Tissage et Métissage

S.H. Les projets d’éducation à la paix sont à la base de votre parcours d’animatrice. Pouvez-vous nous en dire plus ?

V.D. J’ai commencé à développer ces projets il y a une quinzaine d’année, à une époque où cette approche n’était pas très répandue. Cette orientation m’est sans doute venue pour une grande part de mon histoire familiale. Mon grand oncle, le Père Pire, fondateur de « L’Université de paix » et des « Îles de paix », m’a insufflé l’urgence de semer ces graines d’éducation à la paix et de chercher à les faire fleurir au sein des écoles dès le plus jeune âge. Comment en effet envisager d’instruire si on n’a pas nourri au préalable un climat de coopération, de confiance et d’estime de soi chez l’enfant ?

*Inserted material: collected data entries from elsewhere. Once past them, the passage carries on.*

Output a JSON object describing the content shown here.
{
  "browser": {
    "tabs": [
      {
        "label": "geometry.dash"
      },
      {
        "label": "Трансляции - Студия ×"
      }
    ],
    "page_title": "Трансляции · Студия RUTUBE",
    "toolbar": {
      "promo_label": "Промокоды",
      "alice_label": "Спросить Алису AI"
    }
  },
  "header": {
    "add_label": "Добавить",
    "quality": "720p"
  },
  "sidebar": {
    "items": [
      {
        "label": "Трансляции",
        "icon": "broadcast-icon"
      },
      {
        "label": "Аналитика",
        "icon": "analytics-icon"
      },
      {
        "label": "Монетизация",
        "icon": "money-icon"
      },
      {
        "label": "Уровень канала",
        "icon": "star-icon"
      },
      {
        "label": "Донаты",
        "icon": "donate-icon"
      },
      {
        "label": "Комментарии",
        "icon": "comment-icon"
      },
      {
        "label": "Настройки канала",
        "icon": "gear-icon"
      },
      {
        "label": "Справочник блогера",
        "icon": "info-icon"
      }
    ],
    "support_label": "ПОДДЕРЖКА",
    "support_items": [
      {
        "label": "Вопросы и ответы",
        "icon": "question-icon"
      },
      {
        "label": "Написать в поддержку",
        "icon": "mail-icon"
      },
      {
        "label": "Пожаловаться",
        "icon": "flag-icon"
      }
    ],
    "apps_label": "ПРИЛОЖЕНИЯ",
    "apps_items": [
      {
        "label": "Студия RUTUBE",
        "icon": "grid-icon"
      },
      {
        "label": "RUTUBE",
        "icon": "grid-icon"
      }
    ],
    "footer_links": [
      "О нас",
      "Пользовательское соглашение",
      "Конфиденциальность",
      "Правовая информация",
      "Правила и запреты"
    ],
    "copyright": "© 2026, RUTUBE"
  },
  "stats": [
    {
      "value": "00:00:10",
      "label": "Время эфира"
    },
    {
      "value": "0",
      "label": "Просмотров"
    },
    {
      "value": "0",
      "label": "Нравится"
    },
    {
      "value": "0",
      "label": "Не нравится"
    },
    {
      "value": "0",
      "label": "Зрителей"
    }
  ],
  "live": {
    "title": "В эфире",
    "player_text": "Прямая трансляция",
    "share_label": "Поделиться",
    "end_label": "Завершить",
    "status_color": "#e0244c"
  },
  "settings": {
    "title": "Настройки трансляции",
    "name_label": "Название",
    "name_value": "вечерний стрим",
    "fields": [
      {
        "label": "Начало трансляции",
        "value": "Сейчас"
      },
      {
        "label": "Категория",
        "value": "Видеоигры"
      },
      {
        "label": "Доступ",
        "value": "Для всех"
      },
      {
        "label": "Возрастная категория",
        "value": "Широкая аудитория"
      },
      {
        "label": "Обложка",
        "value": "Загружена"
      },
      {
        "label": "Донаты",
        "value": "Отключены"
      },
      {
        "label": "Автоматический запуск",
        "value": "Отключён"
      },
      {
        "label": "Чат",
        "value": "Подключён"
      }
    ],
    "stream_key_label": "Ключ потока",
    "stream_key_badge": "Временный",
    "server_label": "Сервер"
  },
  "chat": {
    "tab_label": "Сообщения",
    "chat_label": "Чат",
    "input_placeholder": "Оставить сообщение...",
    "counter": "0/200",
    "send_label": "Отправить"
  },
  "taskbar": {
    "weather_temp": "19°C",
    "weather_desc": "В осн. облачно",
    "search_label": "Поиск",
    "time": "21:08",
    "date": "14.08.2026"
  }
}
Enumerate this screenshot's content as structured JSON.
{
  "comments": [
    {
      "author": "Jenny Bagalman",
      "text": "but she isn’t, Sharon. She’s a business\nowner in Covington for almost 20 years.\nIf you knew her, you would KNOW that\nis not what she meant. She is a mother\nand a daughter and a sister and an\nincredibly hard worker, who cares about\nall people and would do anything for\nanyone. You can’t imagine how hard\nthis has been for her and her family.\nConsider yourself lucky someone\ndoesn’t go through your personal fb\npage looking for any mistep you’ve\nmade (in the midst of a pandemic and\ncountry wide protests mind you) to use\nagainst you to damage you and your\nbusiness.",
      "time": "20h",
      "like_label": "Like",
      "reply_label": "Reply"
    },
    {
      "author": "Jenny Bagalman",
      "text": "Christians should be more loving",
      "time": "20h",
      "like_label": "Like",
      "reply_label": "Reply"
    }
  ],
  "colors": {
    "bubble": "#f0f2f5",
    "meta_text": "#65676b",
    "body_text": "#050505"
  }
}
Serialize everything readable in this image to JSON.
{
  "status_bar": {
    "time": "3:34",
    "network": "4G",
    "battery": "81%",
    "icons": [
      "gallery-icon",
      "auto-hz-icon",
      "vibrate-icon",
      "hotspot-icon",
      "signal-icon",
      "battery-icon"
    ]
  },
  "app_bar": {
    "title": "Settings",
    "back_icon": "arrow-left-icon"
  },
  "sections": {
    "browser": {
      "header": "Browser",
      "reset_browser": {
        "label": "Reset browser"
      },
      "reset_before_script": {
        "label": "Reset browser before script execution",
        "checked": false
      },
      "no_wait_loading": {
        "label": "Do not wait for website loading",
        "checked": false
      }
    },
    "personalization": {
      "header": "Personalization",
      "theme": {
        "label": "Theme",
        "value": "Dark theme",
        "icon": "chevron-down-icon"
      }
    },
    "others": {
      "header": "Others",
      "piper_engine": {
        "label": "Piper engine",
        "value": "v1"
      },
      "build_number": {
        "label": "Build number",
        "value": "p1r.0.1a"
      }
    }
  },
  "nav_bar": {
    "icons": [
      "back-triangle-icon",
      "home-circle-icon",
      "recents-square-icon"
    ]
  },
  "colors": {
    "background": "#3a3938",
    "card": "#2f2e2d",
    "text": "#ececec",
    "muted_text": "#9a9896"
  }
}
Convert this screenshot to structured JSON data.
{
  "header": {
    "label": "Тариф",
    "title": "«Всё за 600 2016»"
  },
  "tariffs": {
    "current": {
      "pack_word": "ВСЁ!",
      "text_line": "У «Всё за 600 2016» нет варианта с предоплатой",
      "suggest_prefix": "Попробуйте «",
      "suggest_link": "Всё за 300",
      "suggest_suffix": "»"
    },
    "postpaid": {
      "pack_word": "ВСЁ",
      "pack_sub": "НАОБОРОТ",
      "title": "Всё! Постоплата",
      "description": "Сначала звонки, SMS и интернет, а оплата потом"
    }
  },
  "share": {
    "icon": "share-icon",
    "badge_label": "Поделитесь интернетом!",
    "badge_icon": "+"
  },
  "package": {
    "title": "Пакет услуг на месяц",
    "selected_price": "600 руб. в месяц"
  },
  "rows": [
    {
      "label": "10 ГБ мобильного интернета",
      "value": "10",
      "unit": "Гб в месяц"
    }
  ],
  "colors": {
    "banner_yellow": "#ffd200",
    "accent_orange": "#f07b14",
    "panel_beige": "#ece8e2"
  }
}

S.H. On parle de plus en plus aujourd’hui d’éducation à la joie. Ceci n’est pas sans lien…

V.D. Tout à fait. Les deux sont étroitement liés. L’éducation à la paix consiste avant tout à découvrir ses dons pour s’apercevoir ensuite que nos compétences peuvent rejoindre celles d’autres, et qu’ensemble on est plus à même de s’élever. L’éducation à la joie est essentielle dans ce processus car elle va partir de l’enfant, chercher à réveiller le potentiel de talents qui sommeillent en chacun, pour redonner le goût d’apprendre. C’est une éducation qui bouge, qui fait le lien avec le vivant, qui réenchante le regard sur le monde.

S.H. Concrètement, comment construisez-vous ces animations ?

V.D. Il s’agit de projets à moyen ou long court, sur un trimestre ou une année scolaire. Ils sont co-créés avec les enseignants pour que ceux-ci soient véritablement acteurs du projet et puissent se l’approprier. Le projet va, en outre, offrir la possibilité d’expérimenter et de se nourrir à plusieurs sources : expression corporelle, artistique, histoires d’ici et d’ailleurs, observation de la nature… Les approches pluridisciplinaires et créatrices de liens sont pour moi essentielles et source d’inspiration dans un monde qui tend trop souvent à isoler et catégoriser les savoirs. Le projet se finalise dans une création graphique et poétique, le plus souvent collective.

S.H. A travers ces animations vous chercher à créer du lien entre différents publics…

V.D. Effectivement, je suis très attentive à faire le lien entre plusieurs écoles et à développer des projets d’animations autour des dimensions fondamentales d’ouverture à l’autre et à la différence. Pour exemple, depuis un an et demi, j’emmène les enfants dans différents « jardins des possibles » autour de l’univers poétique d’Anne Herbauts. Les enfants adolescents polyhandicapés du Château Vert de Huy ont ainsi créé un petit film dans la nature autour de l’arbre merveilleux cher à cette auteure-illustratrice. Parallèlement une classe de petits de l’école St Maure de Liège et une classe de primaire de l’école de Theux ont réalisé des livres collectifs sur ce même thème. A la fin de l’année, ces élèves d’écoles et d’âges différents se sont rencontrés et ont partagé leurs réalisations au cours d’un goûter avant qu’elles ne soient exposées à la bibliothèque. Depuis, ce projet m’a amené à tisser des liens vers un quatrième public, les enfants de l’hôpital de l’Espérance, qui ont transformé des draps de lit en jardins mandala au cœur même de l’hôpital.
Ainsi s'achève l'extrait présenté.